We started with the sauce; Mo blended up some canned tomatoes and we added garlic, lemon juice, salt and pepper. Mo had gotten some pizza dough from a friend, both regular and whole wheat. Mo had also picked up some dough from a pizzeria, but it turned out to have been sitting in the fridge for too long and was unusable. Mo quickly (and professionally) rolled out the first chunk of dough. We all agreed that we should go simple with our first effort, and so we constructed the following:
That’s sauce, mozzarella, basil, thinly sliced onions, a little sea salt and some olive oil. Of course, the single greatest obstacle to any home pizza maker is not having an oven that gets hot enough (unless you’re this guy). We turned up the oven as high as we could and let the pizza cook while we tried working with the whole wheat dough. The results of that first pizza:
Here’s where I personally ran into some trouble. Despite my best efforts, I couldn’t get the whole wheat dough to roll out smoothly or in the proper shape. I ended up going for a rectangular pizza shape, because that’s what was happening with the pizza dough anyway.
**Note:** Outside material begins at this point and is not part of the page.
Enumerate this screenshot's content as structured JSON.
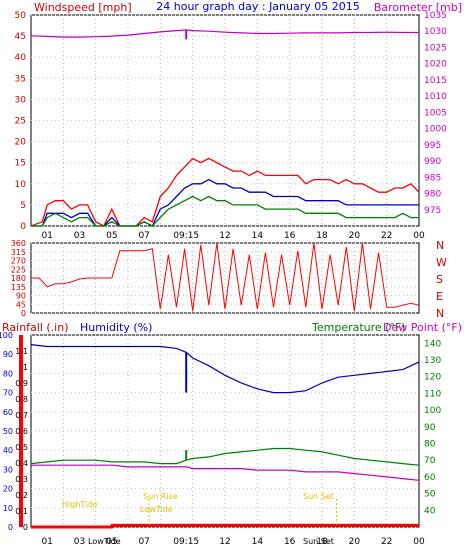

As Mo tried a few more toppings I decided to go for a white pizza, topped with mozzarella, olive oil, some fresh basil, some chopped olives, and plenty of sea salt. I call it “the Monstrosity” for obvious reasons.
Too salty and dry, it wasn’t terrible but it certainly wasn’t pizza.
Luckily we made two more pizzas, and we got closer to our ideal on the final try. The dough was the right crispy texture, and the sauce had the right amount of saltiness to it.
I think the lesson I learned was to leave the pizza making to the professionals. I like pizza way too much to ruin it like this again.